Base's engineering team announced on Thursday that the Beryl upgrade has been deployed to the Sepolia testnet, with mainnet activation scheduled for June 25. The upgrade introduces B20, a protocol-level token standard that allows stablecoins and other assets to be issued directly within Base’s node software, while remaining fully compatible with the ERC-20 standard.
B20 tokens operate as precompiled contracts written in Rust, executing directly in the protocol rather than through the EVM. This reduces overhead and potentially improves performance. They support ERC-2612 permit functionality, enabling token holders to authorize spending via cryptographic signatures without separate approval transactions. Base noted that existing wallets and exchanges supporting ERC-20 can integrate B20 assets without modification.

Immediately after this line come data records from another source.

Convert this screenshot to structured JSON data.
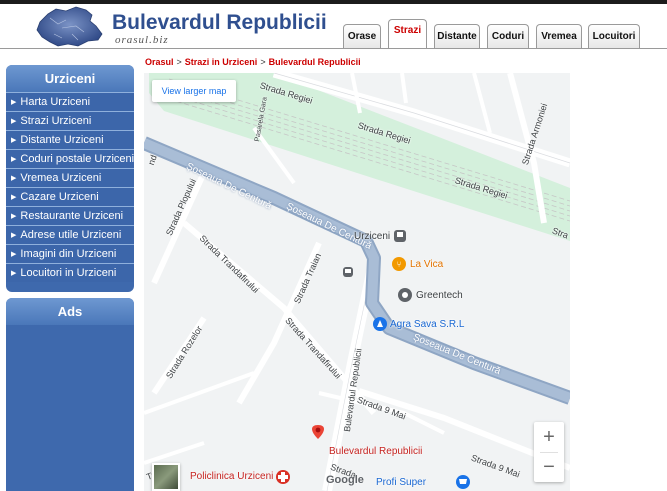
{
  "header": {
    "site_title": "Bulevardul Republicii",
    "site_domain": "orasul.biz",
    "tabs": [
      {
        "label": "Orase",
        "active": false
      },
      {
        "label": "Strazi",
        "active": true
      },
      {
        "label": "Distante",
        "active": false
      },
      {
        "label": "Coduri",
        "active": false
      },
      {
        "label": "Vremea",
        "active": false
      },
      {
        "label": "Locuitori",
        "active": false
      }
    ]
  },
  "sidebar": {
    "city_title": "Urziceni",
    "items": [
      {
        "label": "Harta Urziceni"
      },
      {
        "label": "Strazi Urziceni"
      },
      {
        "label": "Distante Urziceni"
      },
      {
        "label": "Coduri postale Urziceni"
      },
      {
        "label": "Vremea Urziceni"
      },
      {
        "label": "Cazare Urziceni"
      },
      {
        "label": "Restaurante Urziceni"
      },
      {
        "label": "Adrese utile Urziceni"
      },
      {
        "label": "Imagini din Urziceni"
      },
      {
        "label": "Locuitori in Urziceni"
      }
    ],
    "ads_title": "Ads"
  },
  "breadcrumb": {
    "items": [
      "Orasul",
      "Strazi in Urziceni",
      "Bulevardul Republicii"
    ],
    "separator": ">"
  },
  "map": {
    "view_larger": "View larger map",
    "streets": {
      "regiei_1": "Strada Regiei",
      "regiei_2": "Strada Regiei",
      "regiei_3": "Strada Regiei",
      "armoniei": "Strada Armoniei",
      "str_right": "Stra",
      "plopului": "Strada Plopului",
      "pasarela": "Pasarela Gara",
      "centura_1": "Șoseaua De Centură",
      "centura_2": "Șoseaua De Centură",
      "centura_3": "Șoseaua De Centură",
      "trandafirului_1": "Strada Trandafirului",
      "trandafirului_2": "Strada Trandafirului",
      "traian": "Strada Traian",
      "rozelor": "Strada Rozelor",
      "bulevardul": "Bulevardul Republicii",
      "mai_1": "Strada 9 Mai",
      "mai_2": "Strada 9 Mai",
      "traian_2": "Traian",
      "strada_bottom": "Strada",
      "nd": "nd"
    },
    "places": {
      "urziceni": "Urziceni",
      "la_vica": "La Vica",
      "greentech": "Greentech",
      "agra_sava": "Agra Sava S.R.L",
      "pin_label": "Bulevardul Republicii",
      "policlinica": "Policlinica Urziceni",
      "profi": "Profi Super"
    },
    "zoom_in": "+",
    "zoom_out": "−",
    "google": "Google",
    "colors": {
      "pin": "#ea4335",
      "restaurant": "#f29900",
      "shopping": "#1a73e8",
      "medical": "#d93025",
      "rail_area": "#d4f0dc",
      "highway": "#8fa6c4"
    }
  }
}
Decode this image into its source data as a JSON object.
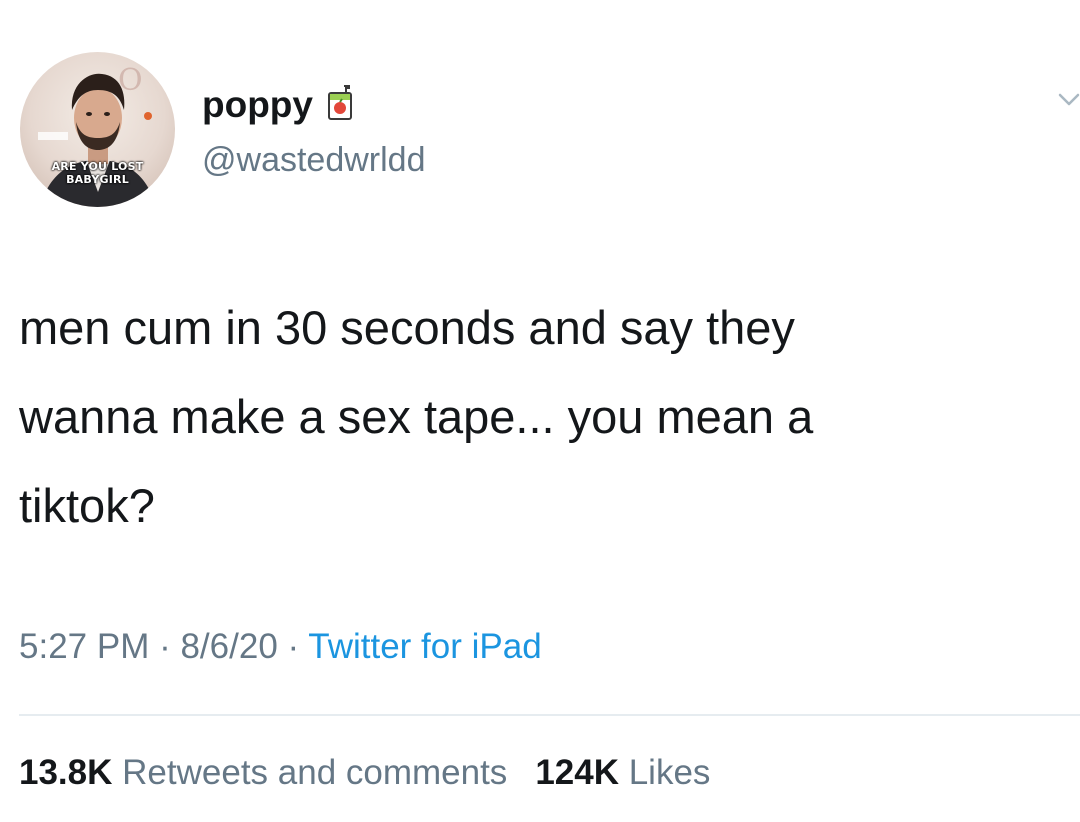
{
  "user": {
    "display_name": "poppy",
    "handle": "@wastedwrldd",
    "name_icon": "juice-box-icon",
    "avatar_caption_line1": "ARE YOU LOST",
    "avatar_caption_line2": "BABYGIRL"
  },
  "tweet": {
    "text_lines": [
      "men cum in 30 seconds and say they",
      "wanna make a sex tape... you mean a",
      "tiktok?"
    ]
  },
  "meta": {
    "time": "5:27 PM",
    "separator": " · ",
    "date": "8/6/20",
    "source": "Twitter for iPad"
  },
  "stats": {
    "retweets_count": "13.8K",
    "retweets_label": "Retweets and comments",
    "likes_count": "124K",
    "likes_label": "Likes"
  },
  "icons": {
    "menu": "chevron-down-icon"
  },
  "colors": {
    "text": "#14171a",
    "secondary": "#657786",
    "link": "#1b95e0",
    "divider": "#e6ecf0"
  }
}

The upgrade includes an Issuer Toolkit with role-based permissions, minting and burning controls, supply limits, transfer restrictions, and freeze/seize capabilities—features aimed at regulated issuers. Issuers can choose between a general-purpose asset model and a stablecoin-specific model with six-decimal precision and a customizable currency code. Base stated that the token logic was audited by Base and security firm Spearbit. Future updates may allow transaction fees to be paid with B20 tokens instead of ETH.
Beryl also reduces the standard withdrawal period from Base to Ethereum from seven days to five days for the route used by most bridging providers. This follows the Azul upgrade in May, which introduced Multiproofs—a system combining trusted execution environment proofs and zero-knowledge proofs for faster one-day withdrawals. However, limited adoption of the faster path due to high gas costs prompted the team to focus on optimizing the common withdrawal route.
Additional infrastructure improvements come through the integration of Reth V2, the latest Rust-based execution client. This reduces storage requirements for full, minimal, and archive nodes and enables higher block gas targets without straining sequencer or RPC infrastructure.
Base attributed the faster release cycle to its February decision to move away from Optimism’s OP Stack and operate on its own unified technology stack. The network plans its next upgrade, Cobalt, for September, which will introduce native account abstraction, gas sponsorship, transaction batching, and more B20 enhancements.